Le respirateur N95, recommandé pour les travailleurs médicaux, nécessite une formation pour être utilisé correctement et «sans formation, les masques pourraient non seulement exposer les travailleurs au virus mais aussi les endormir en leur faisant croire qu’ils sont protégés», selon des médecins de la Harvard School of Public Health. En pratique, même le masque N95 s’est révélé inefficace pour empêcher la transmission de virus. Un examen de six études cliniques, publié dans le Journal de l’Association médicale canadienne, a révélé que les travailleurs médicaux attrapaient les virus de leurs patients aussi souvent lorsqu’ils utilisaient des respirateurs N95 que lorsqu’ils utilisaient des masques médicaux ordinaires.

Les masques sont nocifs pour le porteur. La COVID-19 tue en provoquant une hypoxie sévère (faibles niveaux d’oxygène dans le sang). Les personnes portant des masques respirent une partie de leur air expiré, réduisant ainsi la quantité d’oxygène qu’elles respirent. « Le port de respirateurs s’accompagne d’une multitude de charges physiologiques et psychologiques. Ceux-ci peuvent interférer avec les performances des tâches et réduire l’efficacité du travail. Ces fardeaux peuvent même être suffisamment graves pour causer des conditions mortelles s’ils ne sont pas améliorés », a écrit l’auteur d’un article de 2016 dans le Journal of Biological Engineering. Lorsque le respirateur N95 a été testé en cours d’utilisation en 2010, « les niveaux d’oxygène et de dioxyde de carbone dans l’espace mort ne respectaient pas les normes de milieu de travail ambiant de la Occupational Safety and Health Administration ».

Les ventilateurs ne fonctionnent pas et sont nocifs. Le Dr Cameron Kyle-Sidell a quitté son emploi à l’unité de soins intensifs du Maimonides Medical Center à Brooklyn parce qu’il était obligé de mettre ses patients COVID-19 sous des ventilateurs qui, selon lui, les tuaient parce que la pression de l’air endommageait leurs poumons. Ses patients atteints de coronavirus présentaient tous une hypoxie sévère mais des muscles respiratoires sains: ils avaient besoin d’oxygène, a-t-il dit au New York Post, mais pas de pression.

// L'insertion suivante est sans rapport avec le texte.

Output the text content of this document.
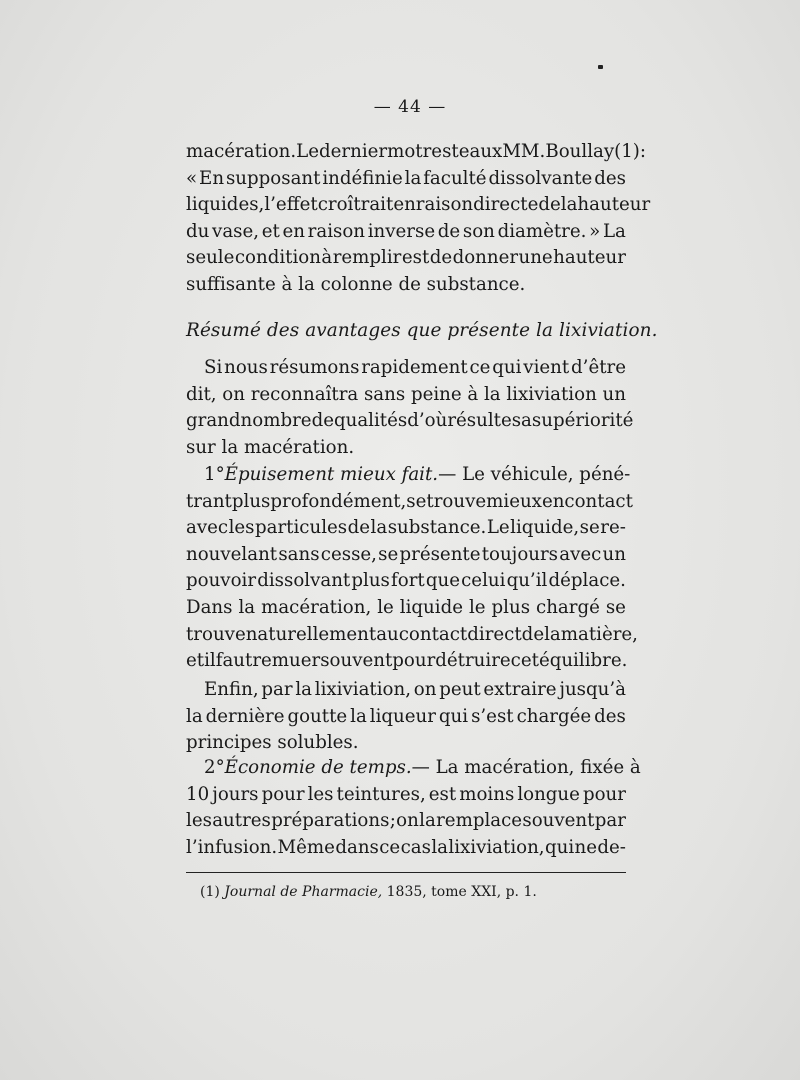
— 44 —
macération. Le dernier mot reste aux MM. Boullay (1):
« En supposant indéfinie la faculté dissolvante des
liquides, l’effet croîtrait en raison directe de la hauteur
du vase, et en raison inverse de son diamètre. » La
seule condition à remplir est de donner une hauteur
suffisante à la colonne de substance.
Résumé des avantages que présente la lixiviation.
Si nous résumons rapidement ce qui vient d’être
dit, on reconnaîtra sans peine à la lixiviation un
grand nombre de qualités d’où résulte sa supériorité
sur la macération.
1° Épuisement mieux fait. — Le véhicule, péné-
trant plus profondément, se trouve mieux en contact
avec les particules de la substance. Le liquide, se re-
nouvelant sans cesse, se présente toujours avec un
pouvoir dissolvant plus fort que celui qu’il déplace.
Dans la macération, le liquide le plus chargé se
trouve naturellement au contact direct de la matière,
et il faut remuer souvent pour détruire cet équilibre.
Enfin, par la lixiviation, on peut extraire jusqu’à
la dernière goutte la liqueur qui s’est chargée des
principes solubles.
2° Économie de temps. — La macération, fixée à
10 jours pour les teintures, est moins longue pour
les autres préparations ; on la remplace souvent par
l’infusion. Même dans ce cas la lixiviation, qui ne de-
(1) Journal de Pharmacie, 1835, tome XXI, p. 1.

« La maladie pulmonaire à COVID-19, pour autant que je puisse voir, n’est pas une pneumonie”, a-t-il dit, mais semble être “une sorte de maladie d’origine virale qui ressemble le plus à une maladie de haute altitude … Ces patients sont lentement affamés d’oxygène… et bien qu’ils ressemblent à des patients au bord de la mort, ils ne ressemblent pas à des patients mourant de pneumonie. » Les médecins italiens sont d’accord: “Les patients sous respirateurs se détériorent de toute façon, d’une manière inexpliquée … La plupart de ces patients sont clairement hypoxiques. »

Les tests de virologie PCR ne sont pas précis. Un article du 25 mars 2020 de Carver et Jones a rapporté qu’il n’est pas possible d’évaluer l’exactitude des tests PCR car « il existe peu de données publiques sur les taux de faux positifs et de faux négatifs des différents tests basés sur la RT-PCR ». Un test faussement positif signifie que vous êtes diagnostiqué avec la COVID-19 alors que vous ne l’avez pas réellement. Une des seules études à ce jour qui a tenté d’estimer la fréquence des faux positifs est celle de Zhuang et al., « Taux de faux positifs potentiels parmi les individus infectés asymptomatiques dans les contacts étroits des patients COVID-19 », publié dans le Chinese Journal of Epidemiology, 2020, 41 (4): 485-488 (en chinois). Ils ont conclu que jusqu’à 80 % des personnes asymptomatiques dont le test de dépistage du coronavirus était positif pourraient ne pas l’avoir.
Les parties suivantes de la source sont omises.